Alocasia macrorrhizos
Common Name: giant elephant's ear 
Type: Bulb
Family: Araceae
Native Range: Australia, Malesia, Papuasia
Zone: 9 to 11
Height: 12.00 to 15.00 feet
Spread: 6.00 to 8.00 feet
Bloom Time: Seasonal bloomer
Bloom Description: Greenish-white
Sun: Part shade
Water: Medium to wet
Maintenance: Medium
Suggested Use: Annual
Flower: Showy
Leaf: Evergreen
Fruit: Showy
Other: Winter Interest
Tolerate: Wet Soil


Winter hardy to USDA Zones 9-11 where plants are best grown in part shade or filtered sun in moist to wet, organically rich soils in sheltered locations protected from strong winds which can seriously damage the huge ornamental leaves. Leaves often scorch when exposed to full sun. Plants will grow in periodically flooded areas. Petioles weaken and are unable to support the leaves in too much shade.

Where not winter hardy, rhizomes may be started indoors in early spring in pots or containers. After last spring frost date, containers/pots may be sunk to the rim in the garden or set out on a patio. Plants require regular watering and fertilization. Before first fall frost, pots and containers should be brought inside where they can be overwintered in sunny, humid but cool (around 60-65°F) locations. Reduce watering in winter. Return plants to the garden in spring. Propagate by reddish seeds which develop on the spadix in a manner reminiscent of corn on the cob.

Plants grow rapidly and may be grown as annuals in USDA Zones 4-8.

Noteworthy Characteristics

Alocasia macrorrhizos, commonly called giant taro or upright elephant ears, is a rhizomatous tropical perennial of the arum family that is treasured both for its giant ornamentally decorative leaves which resemble the ears of an elephant and its edible rhizomes which have been cultivated for many years in the tropics as an edible vegetable under the common name of taro. This is a forest understory plant that has widely naturalized over large tropical areas extending from India to Southeast Asia to Malayasia, however it is unclear as to the specific geographic regions where this plant was originally native. It is closely related to Colocasia, except for the position of the leaves (upright Alocasia leaves point skyward on rigid stems whereas drooping Colocasia leaves point toward the ground).

Thick, cordate, prominently-veined, wavy-edged green leaves (to 3-6’ long and 3-4’ wide) are borne on rigid stalks (long-sheathed petioles) which emerge from a stout upright trunk (becoming woody with age) which can eventually grow to as much as 6’ tall. The entire plant can eventually grow to as much as 12-15’ tall in optimum growing conditions with a spread to 6-10’ wide.

Greenish spathe and spadix (Jack-in-the pulpit type) stand 8-10” tall (flowers are packed into the spadix and surrounded by the spathe). Flowers are not particularly showy. . Flowers bloom intermittently throughout the year. Flowers are followed by red berry-like fruits which are infrequently formed in cultivation.
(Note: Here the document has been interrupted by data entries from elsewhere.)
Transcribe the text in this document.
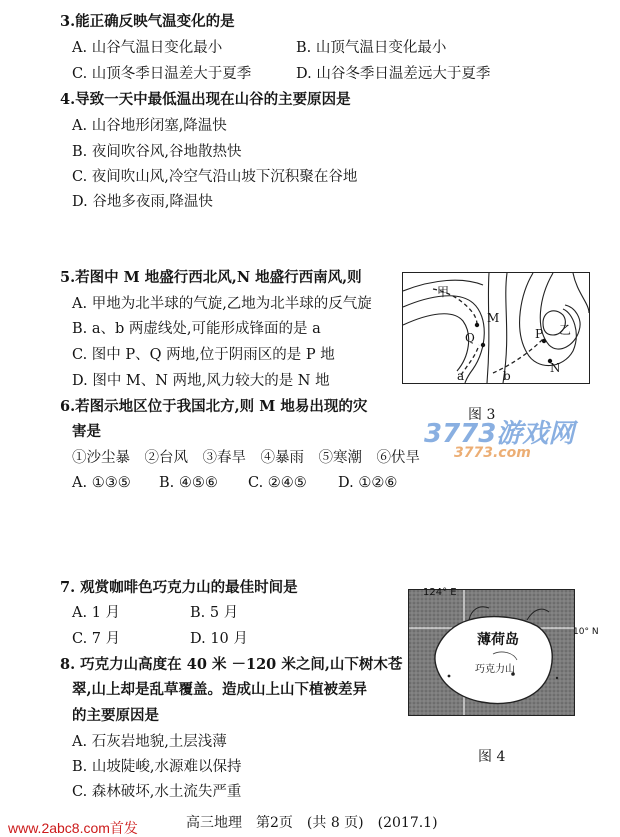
3.能正确反映气温变化的是
A. 山谷气温日变化最小	B. 山顶气温日变化最小
C. 山顶冬季日温差大于夏季	D. 山谷冬季日温差远大于夏季
4.导致一天中最低温出现在山谷的主要原因是
A. 山谷地形闭塞,降温快
B. 夜间吹谷风,谷地散热快
C. 夜间吹山风,冷空气沿山坡下沉积聚在谷地
D. 谷地多夜雨,降温快
5.若图中 M 地盛行西北风,N 地盛行西南风,则
A. 甲地为北半球的气旋,乙地为北半球的反气旋
B. a、b 两虚线处,可能形成锋面的是 a
C. 图中 P、Q 两地,位于阴雨区的是 P 地
D. 图中 M、N 两地,风力较大的是 N 地
甲
乙
M
Q	P
N
a	b
图 3
3773游戏网
3773.com
6.若图示地区位于我国北方,则 M 地易出现的灾
害是
①沙尘暴　②台风　③春旱　④暴雨　⑤寒潮　⑥伏旱
A. ①③⑤ B. ④⑤⑥ C. ②④⑤ D. ①②⑥
7. 观赏咖啡色巧克力山的最佳时间是
A. 1 月	B. 5 月
C. 7 月	D. 10 月
8. 巧克力山高度在 40 米 －120 米之间,山下树木苍
翠,山上却是乱草覆盖。造成山上山下植被差异
的主要原因是
A. 石灰岩地貌,土层浅薄
B. 山坡陡峻,水源难以保持
C. 森林破坏,水土流失严重
124° E
薄荷岛
巧克力山
10° N
图 4
www.2abc8.com首发	高三地理　第2页　(共 8 页)　(2017.1)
Notwithstanding its ornamental features, this giant taro is also an edible root vegetable. It has been harvested for many years in the tropics as a potato-like substitute in areas where potatoes will not grow. Stem pith is also edible. Rhizomes and stems must first be cooked (usually boiled) prior to eating in order to remove calcium oxalates which render uncooked rhizomes and stems inedible. Stem pith is typically boiled, and then dried and ground into flour.

Genus name comes from the Greek words a meaning without and Colocasia the name of a closely allied genus, from which it was separated.

Specific epithet comes from the Greek words macro meaning large and rrhiza meaning root in reference to plant rhizomes.

Alocasia is similar to but not identical to Colocasia.


Watch for spider mites, scale, mealy bugs and aphids.


Bold foliage plant for frost-free areas in part shade. In areas where not winter hardy, plants may be grown in containers that are overwintered indoors. Also may be grown as a houseplant (best in sun room or hothouse). Plants grown indoors need high humidity.